Le procureur de la CPI enquête sur les crimes de guerre au Darfour
Le procureur en chef de la Cour pénale internationale (CPI) a lancé un appel aux témoins pour envoyer des preuves afin d’aider à une enquête urgente ouverte par son bureau sur des allégations de crimes de guerre et de crimes contre l’humanité dans la région du Darfour, au Soudan.
Le Soudan est plongé dans la guerre depuis avril de l’année dernière, lorsque des tensions entre les dirigeants des Forces armées soudanaises (SAF) et les Forces de soutien rapide (RSF) ont éclaté en violence.
Quatre semaines de combats à el-Fasher, la capitale du Nord-Darfour, ont fait plus de 190 morts et 1 200 blessés, selon l’organisation médicale Médecins Sans Frontières (MSF).
« Je suis extrêmement préoccupé par les allégations de crimes internationaux graves commis à el-Fasher et dans ses environs », a déclaré le procureur de la CPI, Karim Khan, dans une déclaration vidéo mardi, ajoutant que l’enquête « semble révéler une attaque organisée, systématique et profonde contre la dignité humaine ».

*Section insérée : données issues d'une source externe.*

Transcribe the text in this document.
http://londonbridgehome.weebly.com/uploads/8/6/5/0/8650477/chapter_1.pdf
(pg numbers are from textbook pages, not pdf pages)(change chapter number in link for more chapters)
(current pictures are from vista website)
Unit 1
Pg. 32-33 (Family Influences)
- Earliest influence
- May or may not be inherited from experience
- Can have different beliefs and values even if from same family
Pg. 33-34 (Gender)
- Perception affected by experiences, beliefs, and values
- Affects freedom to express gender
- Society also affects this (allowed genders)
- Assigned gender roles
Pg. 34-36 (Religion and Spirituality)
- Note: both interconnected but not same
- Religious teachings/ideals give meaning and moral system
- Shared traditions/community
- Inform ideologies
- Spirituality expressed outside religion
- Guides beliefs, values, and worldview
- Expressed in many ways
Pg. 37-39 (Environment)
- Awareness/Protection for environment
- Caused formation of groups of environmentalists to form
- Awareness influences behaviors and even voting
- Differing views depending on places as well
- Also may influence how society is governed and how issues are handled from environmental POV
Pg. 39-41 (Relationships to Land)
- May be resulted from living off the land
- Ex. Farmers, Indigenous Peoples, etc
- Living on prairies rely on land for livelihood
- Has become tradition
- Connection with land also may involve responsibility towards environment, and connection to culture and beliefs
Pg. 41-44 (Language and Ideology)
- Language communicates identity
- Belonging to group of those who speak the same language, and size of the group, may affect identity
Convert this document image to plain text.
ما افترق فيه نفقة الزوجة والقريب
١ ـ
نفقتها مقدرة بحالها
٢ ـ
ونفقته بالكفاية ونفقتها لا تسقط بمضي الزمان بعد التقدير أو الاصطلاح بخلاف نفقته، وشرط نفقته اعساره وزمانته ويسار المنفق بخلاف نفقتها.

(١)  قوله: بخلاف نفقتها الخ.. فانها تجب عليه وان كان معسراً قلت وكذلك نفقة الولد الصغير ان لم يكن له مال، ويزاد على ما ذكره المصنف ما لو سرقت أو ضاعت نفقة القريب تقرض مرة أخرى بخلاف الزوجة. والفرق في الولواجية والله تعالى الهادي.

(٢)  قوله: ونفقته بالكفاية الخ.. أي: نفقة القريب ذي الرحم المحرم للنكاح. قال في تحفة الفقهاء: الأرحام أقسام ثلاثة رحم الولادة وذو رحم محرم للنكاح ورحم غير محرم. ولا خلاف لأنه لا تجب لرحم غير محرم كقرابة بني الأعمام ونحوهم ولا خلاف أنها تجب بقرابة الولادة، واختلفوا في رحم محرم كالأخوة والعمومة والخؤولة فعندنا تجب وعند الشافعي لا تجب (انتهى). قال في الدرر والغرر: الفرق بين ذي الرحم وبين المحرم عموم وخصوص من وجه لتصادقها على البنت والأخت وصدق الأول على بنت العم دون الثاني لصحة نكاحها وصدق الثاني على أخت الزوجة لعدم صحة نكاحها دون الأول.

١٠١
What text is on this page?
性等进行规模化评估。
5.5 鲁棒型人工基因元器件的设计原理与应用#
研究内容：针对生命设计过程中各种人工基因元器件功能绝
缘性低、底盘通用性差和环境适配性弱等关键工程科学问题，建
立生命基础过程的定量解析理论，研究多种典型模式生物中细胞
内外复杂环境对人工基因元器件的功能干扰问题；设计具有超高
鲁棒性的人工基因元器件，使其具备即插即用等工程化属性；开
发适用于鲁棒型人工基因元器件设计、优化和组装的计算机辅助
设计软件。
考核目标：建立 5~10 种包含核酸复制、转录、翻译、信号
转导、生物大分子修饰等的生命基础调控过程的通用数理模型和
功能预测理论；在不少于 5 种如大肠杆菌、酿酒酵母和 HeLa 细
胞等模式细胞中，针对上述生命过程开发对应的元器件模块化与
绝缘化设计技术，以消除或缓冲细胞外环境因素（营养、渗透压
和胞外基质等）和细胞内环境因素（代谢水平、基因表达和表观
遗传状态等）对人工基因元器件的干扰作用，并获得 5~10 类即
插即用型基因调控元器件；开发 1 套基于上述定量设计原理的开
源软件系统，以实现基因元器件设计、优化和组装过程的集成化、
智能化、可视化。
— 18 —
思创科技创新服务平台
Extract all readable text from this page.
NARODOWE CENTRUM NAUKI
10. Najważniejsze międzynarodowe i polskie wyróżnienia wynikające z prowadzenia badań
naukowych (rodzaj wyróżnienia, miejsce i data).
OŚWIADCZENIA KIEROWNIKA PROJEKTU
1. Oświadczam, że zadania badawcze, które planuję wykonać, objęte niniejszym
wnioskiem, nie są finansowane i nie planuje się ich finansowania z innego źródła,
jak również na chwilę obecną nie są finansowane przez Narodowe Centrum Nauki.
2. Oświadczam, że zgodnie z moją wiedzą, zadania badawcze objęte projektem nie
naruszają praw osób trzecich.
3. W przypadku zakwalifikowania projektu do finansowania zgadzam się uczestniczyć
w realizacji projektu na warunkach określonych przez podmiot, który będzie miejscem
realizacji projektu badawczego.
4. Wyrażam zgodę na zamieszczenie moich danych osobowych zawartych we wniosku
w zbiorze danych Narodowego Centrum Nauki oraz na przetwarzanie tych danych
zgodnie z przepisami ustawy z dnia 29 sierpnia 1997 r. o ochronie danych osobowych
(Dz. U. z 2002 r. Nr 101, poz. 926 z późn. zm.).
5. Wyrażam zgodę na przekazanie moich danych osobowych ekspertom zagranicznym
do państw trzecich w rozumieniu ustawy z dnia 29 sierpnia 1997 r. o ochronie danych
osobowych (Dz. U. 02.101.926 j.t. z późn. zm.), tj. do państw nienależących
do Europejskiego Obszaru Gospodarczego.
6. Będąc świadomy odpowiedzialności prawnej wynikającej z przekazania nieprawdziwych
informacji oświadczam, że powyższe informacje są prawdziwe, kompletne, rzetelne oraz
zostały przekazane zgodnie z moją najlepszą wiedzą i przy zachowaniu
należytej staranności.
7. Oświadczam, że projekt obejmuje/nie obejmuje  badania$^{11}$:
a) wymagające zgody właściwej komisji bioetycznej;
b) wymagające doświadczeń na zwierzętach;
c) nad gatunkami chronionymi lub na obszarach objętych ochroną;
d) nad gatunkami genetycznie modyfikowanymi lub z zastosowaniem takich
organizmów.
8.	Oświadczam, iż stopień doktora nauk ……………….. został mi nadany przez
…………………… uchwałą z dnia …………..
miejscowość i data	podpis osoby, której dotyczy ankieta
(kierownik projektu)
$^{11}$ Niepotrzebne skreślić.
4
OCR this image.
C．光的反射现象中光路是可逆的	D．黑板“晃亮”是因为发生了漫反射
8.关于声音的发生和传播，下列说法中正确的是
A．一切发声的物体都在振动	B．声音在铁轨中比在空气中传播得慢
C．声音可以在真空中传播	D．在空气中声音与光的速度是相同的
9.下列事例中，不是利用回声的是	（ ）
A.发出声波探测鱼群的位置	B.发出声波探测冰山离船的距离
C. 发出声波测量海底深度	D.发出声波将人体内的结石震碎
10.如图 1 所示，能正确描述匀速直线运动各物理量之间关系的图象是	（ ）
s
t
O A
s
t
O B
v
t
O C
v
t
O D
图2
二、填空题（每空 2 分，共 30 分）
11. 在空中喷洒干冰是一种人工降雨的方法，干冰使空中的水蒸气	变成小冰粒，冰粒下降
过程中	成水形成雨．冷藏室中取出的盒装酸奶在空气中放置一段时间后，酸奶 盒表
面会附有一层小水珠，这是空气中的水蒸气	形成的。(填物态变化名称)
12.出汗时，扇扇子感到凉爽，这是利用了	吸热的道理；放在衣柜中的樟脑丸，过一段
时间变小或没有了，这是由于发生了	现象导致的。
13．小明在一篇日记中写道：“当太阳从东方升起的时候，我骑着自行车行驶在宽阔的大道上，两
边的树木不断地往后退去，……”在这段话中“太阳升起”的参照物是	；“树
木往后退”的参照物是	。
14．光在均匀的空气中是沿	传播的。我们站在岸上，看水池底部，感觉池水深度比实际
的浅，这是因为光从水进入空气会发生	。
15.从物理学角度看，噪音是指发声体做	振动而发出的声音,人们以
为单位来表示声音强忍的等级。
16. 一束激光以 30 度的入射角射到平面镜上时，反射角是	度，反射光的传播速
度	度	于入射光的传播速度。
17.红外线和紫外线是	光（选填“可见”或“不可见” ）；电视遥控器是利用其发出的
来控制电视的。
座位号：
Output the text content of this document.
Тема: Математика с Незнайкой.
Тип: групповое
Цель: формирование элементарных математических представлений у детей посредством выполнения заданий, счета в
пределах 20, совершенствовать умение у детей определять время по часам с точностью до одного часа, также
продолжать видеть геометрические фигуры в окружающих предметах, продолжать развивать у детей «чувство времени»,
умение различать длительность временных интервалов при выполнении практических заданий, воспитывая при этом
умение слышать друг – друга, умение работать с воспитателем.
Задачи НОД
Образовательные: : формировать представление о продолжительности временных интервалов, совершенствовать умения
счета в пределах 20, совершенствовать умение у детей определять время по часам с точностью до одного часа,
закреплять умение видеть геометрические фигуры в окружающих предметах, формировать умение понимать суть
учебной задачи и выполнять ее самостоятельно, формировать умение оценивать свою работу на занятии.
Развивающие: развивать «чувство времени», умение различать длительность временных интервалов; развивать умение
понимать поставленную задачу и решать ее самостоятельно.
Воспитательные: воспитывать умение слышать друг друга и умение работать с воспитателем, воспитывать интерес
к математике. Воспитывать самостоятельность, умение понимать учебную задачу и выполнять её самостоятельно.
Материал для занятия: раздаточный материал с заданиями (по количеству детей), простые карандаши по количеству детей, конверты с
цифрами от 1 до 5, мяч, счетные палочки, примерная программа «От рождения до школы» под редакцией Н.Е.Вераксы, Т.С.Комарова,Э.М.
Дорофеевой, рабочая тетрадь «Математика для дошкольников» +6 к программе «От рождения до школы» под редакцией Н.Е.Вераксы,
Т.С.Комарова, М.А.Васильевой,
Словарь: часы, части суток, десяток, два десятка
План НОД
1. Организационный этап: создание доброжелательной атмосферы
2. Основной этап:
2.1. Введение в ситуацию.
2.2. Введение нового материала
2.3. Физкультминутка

Ses enquêteurs ont constaté des allégations crédibles d’attaques apparemment motivées par des considérations ethniques contre la population civile, ainsi qu’une utilisation généralisée du viol et des attaques contre les hôpitaux, a déclaré Khan, en appelant toute personne détenant des preuves, des vidéos ou des enregistrements audio à les soumettre à son bureau.
La déclaration de Khan est intervenue quelques jours après qu’une attaque des RSF ait contraint la fermeture d’un [hôpital principal](/news/2024/6/10/sudan-paramilitary-rsf-targets-last-operating-hospital-in-darfur#:~:text=Doctors%20Without%20Borders%2C%20known%20by,forcing%20the%20facility%20to%20close.) à el-Fasher dimanche. Le groupe a tiré des coups de feu et pillé l’hôpital, selon le rapport de MSF.
Avec plus de 1,8 million d’habitants et de personnes déplacées, el-Fasher est la seule capitale d’État dans la vaste région du Darfour qui n’est pas sous le contrôle des RSF, et constitue une plate-forme humanitaire clé pour une région au bord de la famine.
Atrocités antérieures
La CPI enquête depuis longtemps sur les atrocités commises au Soudan, remontant à un précédent conflit dévastateur au Darfour.
Le tribunal basé à La Haye peut poursuivre les crimes de guerre, les crimes contre l’humanité, le génocide et, dans certains cas, le crime d’agression s’ils ont été commis sur le territoire de l’un des 124 États membres du tribunal ou par des ressortissants de pays membres de la CPI. Il peut également avoir compétence par le biais d’une saisine du Conseil de sécurité des Nations unies, comme cela s’est produit avec le Darfour en 2005.
Le tribunal a émis des mandats d’arrêt contre l’ancien président soudanais [Omar al-Bashir](/news/2023/4/26/ousted-sudanese-president-omar-al-bashir-held-at-army-hospital) pour des chefs d’accusation, y compris génocide, allégués commis au Darfour entre 2003 et 2008.
Les RSF sont nés des milices arabes, communément appelées Janjaweed, mobilisées par al-Bashir contre les tribus non arabes au Darfour.
À l’époque, ils étaient accusés de massacres, viols et autres atrocités.
Khan a fait référence au conflit précédent dans son message prononcé mardi.
« C’est une honte que nous permettions à l’histoire de se répéter une fois de plus au Darfour », a-t-il déclaré. « Nous ne pouvons pas et ne devons pas permettre au Darfour de devenir une nouvelle fois l’atrocité oubliée du monde ».